Hoffentlich haben wir bald wieder eine offene katholische Kirche im Herzen von Berlin! Hoffentlich wird die neu renovierte Kathedrale die Menschen ansprechen!

Hoffentlich wird sie ein würdiger Ort der Liturgie, der Verkündigung und des Miteinanders sein!

Hoffentlich werden sich hier in einem offenen und herzlichen Geist Christen, Menschen anderer Religionen und Menschen ohne religiöse Beziehung in aller Offenheit begegnen und von- und miteinander lernen.

Hoffentlich wird diese Kirche für viele Menschen in ihren verschiedenen Lebenssituationen eine Heimat werden!

Hoffentlich gefällt diese Kirche dem lieben Gott!

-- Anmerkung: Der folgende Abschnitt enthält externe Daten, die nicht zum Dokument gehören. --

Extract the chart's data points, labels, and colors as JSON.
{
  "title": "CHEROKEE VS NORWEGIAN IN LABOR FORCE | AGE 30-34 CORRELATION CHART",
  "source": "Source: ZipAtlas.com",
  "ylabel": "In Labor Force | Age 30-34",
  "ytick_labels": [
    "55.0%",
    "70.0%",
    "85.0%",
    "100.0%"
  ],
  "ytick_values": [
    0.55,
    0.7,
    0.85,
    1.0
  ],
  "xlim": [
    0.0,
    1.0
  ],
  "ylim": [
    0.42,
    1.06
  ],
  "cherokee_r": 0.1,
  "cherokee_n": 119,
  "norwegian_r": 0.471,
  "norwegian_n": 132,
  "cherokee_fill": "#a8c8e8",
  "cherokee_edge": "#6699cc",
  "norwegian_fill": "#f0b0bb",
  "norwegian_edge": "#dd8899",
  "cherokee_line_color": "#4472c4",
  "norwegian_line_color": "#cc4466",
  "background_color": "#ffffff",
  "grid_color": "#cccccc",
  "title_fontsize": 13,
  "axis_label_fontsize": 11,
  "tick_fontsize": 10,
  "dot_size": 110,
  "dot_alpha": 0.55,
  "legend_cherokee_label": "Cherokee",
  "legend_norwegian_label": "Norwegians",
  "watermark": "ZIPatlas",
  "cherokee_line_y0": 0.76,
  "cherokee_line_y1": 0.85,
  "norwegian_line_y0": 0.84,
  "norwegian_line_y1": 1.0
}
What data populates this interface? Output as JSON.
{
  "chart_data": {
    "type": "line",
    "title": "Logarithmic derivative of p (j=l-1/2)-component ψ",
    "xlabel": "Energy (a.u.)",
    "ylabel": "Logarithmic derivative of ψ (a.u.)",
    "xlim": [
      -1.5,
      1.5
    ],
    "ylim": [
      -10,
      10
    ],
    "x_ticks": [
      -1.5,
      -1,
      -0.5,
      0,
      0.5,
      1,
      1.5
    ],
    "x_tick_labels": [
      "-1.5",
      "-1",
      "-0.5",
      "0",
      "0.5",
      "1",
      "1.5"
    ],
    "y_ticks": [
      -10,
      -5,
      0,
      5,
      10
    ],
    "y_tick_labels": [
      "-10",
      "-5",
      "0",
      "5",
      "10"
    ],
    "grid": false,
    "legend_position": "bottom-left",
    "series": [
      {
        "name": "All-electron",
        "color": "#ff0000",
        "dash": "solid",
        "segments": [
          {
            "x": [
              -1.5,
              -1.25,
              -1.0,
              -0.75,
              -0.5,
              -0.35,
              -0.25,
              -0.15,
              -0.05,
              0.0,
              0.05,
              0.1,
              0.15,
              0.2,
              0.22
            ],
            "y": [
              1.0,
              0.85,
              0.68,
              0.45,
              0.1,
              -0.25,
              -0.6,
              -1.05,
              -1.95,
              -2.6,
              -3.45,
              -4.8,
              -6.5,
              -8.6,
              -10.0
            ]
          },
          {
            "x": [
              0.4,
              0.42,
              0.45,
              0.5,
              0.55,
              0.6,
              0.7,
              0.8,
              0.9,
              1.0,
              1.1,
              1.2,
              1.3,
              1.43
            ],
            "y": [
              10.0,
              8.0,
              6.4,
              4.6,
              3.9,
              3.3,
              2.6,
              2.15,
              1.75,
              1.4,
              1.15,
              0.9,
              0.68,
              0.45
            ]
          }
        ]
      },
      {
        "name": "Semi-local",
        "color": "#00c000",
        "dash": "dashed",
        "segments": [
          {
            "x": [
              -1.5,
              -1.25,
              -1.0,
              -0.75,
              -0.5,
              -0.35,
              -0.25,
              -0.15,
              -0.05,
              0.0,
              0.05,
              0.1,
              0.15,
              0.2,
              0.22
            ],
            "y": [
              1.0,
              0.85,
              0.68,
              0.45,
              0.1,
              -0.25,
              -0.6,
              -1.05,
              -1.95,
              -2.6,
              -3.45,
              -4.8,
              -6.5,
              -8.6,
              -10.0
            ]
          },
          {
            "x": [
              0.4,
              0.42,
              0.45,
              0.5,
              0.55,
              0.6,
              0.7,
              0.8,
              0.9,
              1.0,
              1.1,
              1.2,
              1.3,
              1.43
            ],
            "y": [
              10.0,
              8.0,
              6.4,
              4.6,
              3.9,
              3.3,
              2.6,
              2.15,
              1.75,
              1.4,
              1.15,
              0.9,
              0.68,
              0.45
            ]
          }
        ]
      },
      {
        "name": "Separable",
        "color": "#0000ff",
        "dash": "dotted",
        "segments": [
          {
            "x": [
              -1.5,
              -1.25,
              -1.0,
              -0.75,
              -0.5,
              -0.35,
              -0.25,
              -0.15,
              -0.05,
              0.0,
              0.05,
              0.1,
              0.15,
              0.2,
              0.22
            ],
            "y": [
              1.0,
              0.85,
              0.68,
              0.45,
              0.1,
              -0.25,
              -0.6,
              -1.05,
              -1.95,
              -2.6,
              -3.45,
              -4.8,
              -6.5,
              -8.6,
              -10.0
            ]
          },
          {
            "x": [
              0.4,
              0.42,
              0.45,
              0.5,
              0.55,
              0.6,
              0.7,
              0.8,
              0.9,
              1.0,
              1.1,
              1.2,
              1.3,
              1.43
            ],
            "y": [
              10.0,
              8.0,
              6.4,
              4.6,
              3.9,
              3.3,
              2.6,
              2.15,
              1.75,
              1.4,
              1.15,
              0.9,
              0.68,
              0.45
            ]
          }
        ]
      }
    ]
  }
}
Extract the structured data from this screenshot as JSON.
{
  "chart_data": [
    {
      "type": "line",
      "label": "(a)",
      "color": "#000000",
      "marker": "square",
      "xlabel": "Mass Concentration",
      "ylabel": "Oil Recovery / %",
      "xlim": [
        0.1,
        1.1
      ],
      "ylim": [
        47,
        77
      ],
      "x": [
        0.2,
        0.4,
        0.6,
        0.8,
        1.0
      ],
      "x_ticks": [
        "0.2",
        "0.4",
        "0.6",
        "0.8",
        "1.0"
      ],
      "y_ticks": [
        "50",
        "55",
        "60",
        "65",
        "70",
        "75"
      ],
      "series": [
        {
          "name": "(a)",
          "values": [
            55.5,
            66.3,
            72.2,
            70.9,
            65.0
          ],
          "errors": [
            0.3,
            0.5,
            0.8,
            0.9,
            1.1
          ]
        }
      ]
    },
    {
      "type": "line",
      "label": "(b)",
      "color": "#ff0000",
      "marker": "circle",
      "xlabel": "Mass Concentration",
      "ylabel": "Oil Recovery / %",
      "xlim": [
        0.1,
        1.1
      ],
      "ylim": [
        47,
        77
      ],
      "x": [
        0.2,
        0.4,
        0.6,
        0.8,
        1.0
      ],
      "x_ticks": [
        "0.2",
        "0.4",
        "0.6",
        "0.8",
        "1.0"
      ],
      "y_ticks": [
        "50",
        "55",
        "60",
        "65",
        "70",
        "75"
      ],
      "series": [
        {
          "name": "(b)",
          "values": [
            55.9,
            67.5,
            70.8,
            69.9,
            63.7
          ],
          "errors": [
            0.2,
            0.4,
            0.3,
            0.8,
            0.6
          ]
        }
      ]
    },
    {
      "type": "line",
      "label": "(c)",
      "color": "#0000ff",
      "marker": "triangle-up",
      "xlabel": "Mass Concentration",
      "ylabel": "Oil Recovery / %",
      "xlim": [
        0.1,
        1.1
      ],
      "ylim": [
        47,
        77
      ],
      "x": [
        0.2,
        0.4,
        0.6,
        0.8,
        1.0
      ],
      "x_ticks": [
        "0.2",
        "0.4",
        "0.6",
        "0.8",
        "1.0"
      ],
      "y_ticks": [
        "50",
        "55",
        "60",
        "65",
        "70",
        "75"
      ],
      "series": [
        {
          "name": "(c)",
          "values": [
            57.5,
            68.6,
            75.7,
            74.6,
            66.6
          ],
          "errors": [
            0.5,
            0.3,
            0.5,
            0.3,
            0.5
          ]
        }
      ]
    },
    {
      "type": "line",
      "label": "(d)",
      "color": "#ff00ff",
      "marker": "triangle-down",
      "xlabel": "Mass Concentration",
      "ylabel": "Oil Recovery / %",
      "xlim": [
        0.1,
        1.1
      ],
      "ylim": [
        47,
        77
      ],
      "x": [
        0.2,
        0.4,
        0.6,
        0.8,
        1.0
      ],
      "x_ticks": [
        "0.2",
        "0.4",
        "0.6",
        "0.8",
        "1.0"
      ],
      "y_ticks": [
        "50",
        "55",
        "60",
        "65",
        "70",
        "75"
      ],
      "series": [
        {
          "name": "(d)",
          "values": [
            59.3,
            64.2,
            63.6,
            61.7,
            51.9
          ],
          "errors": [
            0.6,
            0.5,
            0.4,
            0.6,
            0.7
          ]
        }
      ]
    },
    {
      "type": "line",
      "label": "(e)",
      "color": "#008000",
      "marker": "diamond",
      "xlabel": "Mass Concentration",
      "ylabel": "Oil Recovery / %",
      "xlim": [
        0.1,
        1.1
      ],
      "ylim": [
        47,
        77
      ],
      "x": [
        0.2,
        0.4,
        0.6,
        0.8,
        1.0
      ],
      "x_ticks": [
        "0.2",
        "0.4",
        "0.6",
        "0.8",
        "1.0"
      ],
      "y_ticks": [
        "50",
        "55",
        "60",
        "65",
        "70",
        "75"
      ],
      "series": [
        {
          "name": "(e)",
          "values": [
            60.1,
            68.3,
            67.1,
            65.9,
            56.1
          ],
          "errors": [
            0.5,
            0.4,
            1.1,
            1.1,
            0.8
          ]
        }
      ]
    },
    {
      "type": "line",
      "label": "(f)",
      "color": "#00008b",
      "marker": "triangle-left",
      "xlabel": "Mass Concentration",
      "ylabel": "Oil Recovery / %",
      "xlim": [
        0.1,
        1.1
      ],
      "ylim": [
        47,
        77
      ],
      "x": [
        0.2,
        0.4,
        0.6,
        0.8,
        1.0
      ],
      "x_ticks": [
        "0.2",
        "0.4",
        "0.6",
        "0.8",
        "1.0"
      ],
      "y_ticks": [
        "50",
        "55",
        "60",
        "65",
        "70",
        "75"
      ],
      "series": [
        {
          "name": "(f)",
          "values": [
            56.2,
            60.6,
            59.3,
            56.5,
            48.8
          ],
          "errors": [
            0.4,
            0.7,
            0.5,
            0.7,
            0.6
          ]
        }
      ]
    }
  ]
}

Hoffentlich! Hoffentlich! Hoffentlich!

Es vergeht wohl kaum ein Tag, an dem die meisten Menschen das Wort »hoffentlich« nicht aussprechen, denken oder empfinden: »Hoffentlich fährt der Zug! Hoffentlich schaffe ich die Verabredung!« Oft sind es aber auch schwere, das ganze Leben prägende Hoffnungen, die wir in unseren Herzen tragen oder ins Wort bringen: »Hoffentlich verläuft die Operation gut! Hoffentlich finden wir in unserer Gesellschaft Versöhnung! Hoffentlich finden die Kriege in der Ukraine und in Israel, im Gazastreifen und im Libanon bald ein Ende!«

In dem Wort »hoffentlich« klingt nicht selten die Sorge, ja oft die Angst mit, dass das Erhoffte nicht Wirklichkeit wird und sich zerschlägt.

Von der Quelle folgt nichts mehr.